In high school I explored my interest in nuclear science by taking a college-level course called Nuclear Energy: Past and Present (a class focused on the history of the atomic bomb). Over the course of the semester, I felt a deep appreciation for both the tremendous power and the immense moral issues that arise from unleashing the atom. Desiring a more solid foundation in the hard science of nuclear chemistry, I participated in the ACS Nuclear Chemistry Summer School. This time provided me with a valuable introduction to radiochemistry and basic nuclear physics and to laboratory techniques that will be key in pursuit of my professional goals.
In order to gain more laboratory experience and introduce myself to the national laboratory system, I interned at the Savannah River National Lab this past summer. The research I participated in while there provided me with in-depth knowledge of radiochemical analytical techniques and built up my critical thinking skills for future research endeavors.
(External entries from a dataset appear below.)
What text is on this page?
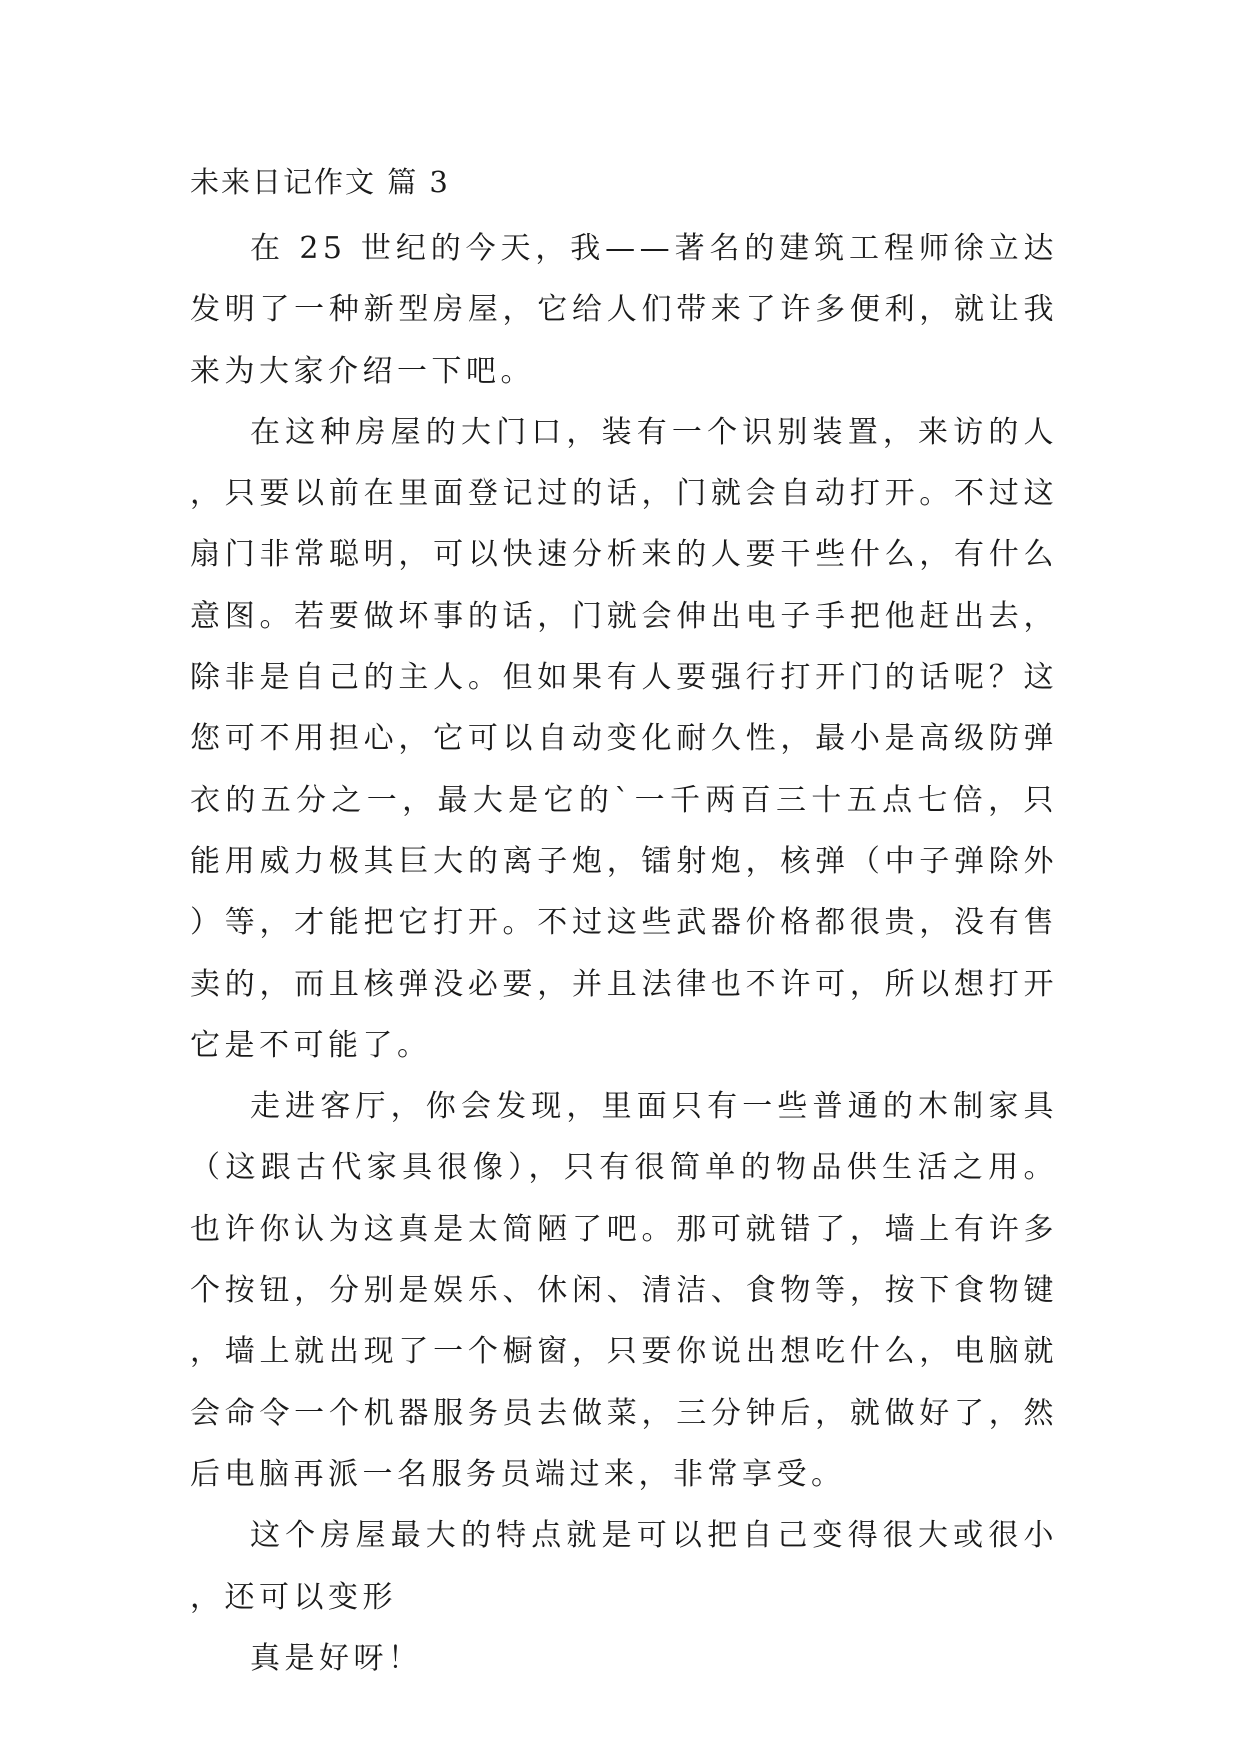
未来日记作文 篇 3

在 25 世纪的今天，我——著名的建筑工程师徐立达发明了一种新型房屋，它给人们带来了许多便利，就让我来为大家介绍一下吧。

在这种房屋的大门口，装有一个识别装置，来访的人，只要以前在里面登记过的话，门就会自动打开。不过这扇门非常聪明，可以快速分析来的人要干些什么，有什么意图。若要做坏事的话，门就会伸出电子手把他赶出去，除非是自己的主人。但如果有人要强行打开门的话呢？这您可不用担心，它可以自动变化耐久性，最小是高级防弹衣的五分之一，最大是它的`一千两百三十五点七倍，只能用威力极其巨大的离子炮，镭射炮，核弹（中子弹除外）等，才能把它打开。不过这些武器价格都很贵，没有售卖的，而且核弹没必要，并且法律也不许可，所以想打开它是不可能了。

走进客厅，你会发现，里面只有一些普通的木制家具（这跟古代家具很像），只有很简单的物品供生活之用。也许你认为这真是太简陋了吧。那可就错了，墙上有许多个按钮，分别是娱乐、休闲、清洁、食物等，按下食物键，墙上就出现了一个橱窗，只要你说出想吃什么，电脑就会命令一个机器服务员去做菜，三分钟后，就做好了，然后电脑再派一名服务员端过来，非常享受。

这个房屋最大的特点就是可以把自己变得很大或很小，还可以变形

真是好呀！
I am now participating in inorganic chemistry research at my university, where my professor and I are working on new metal-ligand bonds. I anticipate that knowledge I gain through the course of this research will be helpful to understanding radionuclide-ligand interactions in nuclear fuel cycle separations.
This summer, I will either continue with this project or intern at the Pacific Northwest National Lab in the discipline of radiochemical separations. This will provide me with knowledge and laboratory skills directly applicable to a gaining a PhD in radiochemical separations and eventually applying that PhD in a national lab setting working on fuel cycle chemistry. The world-class research skill set and knowledge base acquired in pursuing my PhD will enable me to tackle my passion for improving reprocessing technology. I hope my career will contribute toward enabling nuclear energy to cleanly power the world for hundreds more years.